Treatment of Tuberculosis Meningitis
Tuberculosis meningitis should be treated with rifampicin and isoniazid for 12 months, supplemented by pyrazinamide and a fourth drug (streptomycin or ethambutol) for at least the first two months, along with adjunctive corticosteroids for moderate to severe disease. 1
Standard Treatment Regimen
Initial Phase (First 2 Months)
Continuation Phase (Remaining 10 Months)
- Isoniazid
- Rifampicin 1
Medication Considerations
Drug Penetration into CSF
- Isoniazid, pyrazinamide, and prothionamide/ethionamide penetrate well into the cerebrospinal fluid
- Rifampicin penetrates less well
- Streptomycin and ethambutol only penetrate in adequate concentrations when the meninges are inflamed in the early stage of treatment 2, 1
Special Situations
- If pyrazinamide is omitted or cannot be tolerated, treatment should be prolonged to 18 months 2, 1
- For cerebral tuberculoma(s) without meningitis, the 12-month regimen is still recommended 2
- In areas with high drug resistance (>4%), ensure at least two active anti-tubercular drugs are included in therapy 3
Adjunctive Corticosteroid Therapy
Corticosteroids are strongly recommended for TB meningitis, particularly for moderate to severe disease (stages II and III) 2, 1, 4:
- Stage I: Fully conscious, rational, no neurologic signs
- Stage II: Confused or with neurologic signs (cranial nerve palsy, hemiparesis)

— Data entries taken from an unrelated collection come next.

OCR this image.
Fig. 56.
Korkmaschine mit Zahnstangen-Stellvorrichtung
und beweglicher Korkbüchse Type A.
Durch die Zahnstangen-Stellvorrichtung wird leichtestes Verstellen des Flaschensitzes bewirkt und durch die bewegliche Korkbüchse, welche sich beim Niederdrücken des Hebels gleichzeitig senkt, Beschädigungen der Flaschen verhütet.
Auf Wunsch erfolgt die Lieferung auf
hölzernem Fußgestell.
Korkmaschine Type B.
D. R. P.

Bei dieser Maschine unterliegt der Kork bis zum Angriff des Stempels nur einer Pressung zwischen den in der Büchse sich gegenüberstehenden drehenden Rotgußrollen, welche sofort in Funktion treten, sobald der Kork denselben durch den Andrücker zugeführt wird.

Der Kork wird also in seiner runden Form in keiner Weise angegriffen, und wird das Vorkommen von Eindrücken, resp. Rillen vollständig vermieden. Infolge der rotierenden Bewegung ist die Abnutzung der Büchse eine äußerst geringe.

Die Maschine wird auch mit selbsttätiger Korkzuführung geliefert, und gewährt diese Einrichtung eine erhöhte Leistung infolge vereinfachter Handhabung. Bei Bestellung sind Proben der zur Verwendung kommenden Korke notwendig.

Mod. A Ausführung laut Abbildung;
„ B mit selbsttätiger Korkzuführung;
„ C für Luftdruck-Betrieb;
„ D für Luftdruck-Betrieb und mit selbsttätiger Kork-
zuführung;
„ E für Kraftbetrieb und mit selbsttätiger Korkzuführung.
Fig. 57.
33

- Stage III: Comatose or stuporous with severe neurologic signs
Corticosteroid Regimen
- Dexamethasone 6-12 mg/day or prednisone 60-80 mg/day initially
- Taper over 4-8 weeks 3
- Note: Rifampicin reduces the efficacy of corticosteroids, so maintenance doses may need to be doubled 1
Monitoring and Complications
Hydrocephalus Management
- May require ventriculoperitoneal or ventriculoatrial shunting if severe 3
- Steroids and diuretics (furosemide, acetazolamide) are sometimes used to treat hydrocephalus 3
Treatment Response
- If cultures remain positive for extended periods or symptoms respond slowly, therapy should be extended to 18 months 3
- Symptoms of CNS inflammation may recur if corticosteroid taper is implemented too soon or too rapidly 3
Special Populations
HIV Co-infection
- May require longer courses of therapy 3
- Important considerations include drug interactions and higher rates of drug-resistant TB 5
Children
- Same regimen as adults: rifampicin and isoniazid for 12 months, with pyrazinamide and a fourth drug for the first two months 1
Emerging Research
Recent research has focused on optimizing treatment regimens:
- Higher doses of rifampicin may improve outcomes due to better CNS penetration 6
- Extended use of pyrazinamide throughout treatment (beyond initial phase) is being investigated 7
Early treatment initiation is crucial for improving outcomes, as mortality remains high despite appropriate therapy, with most deaths occurring within the first month of treatment 6.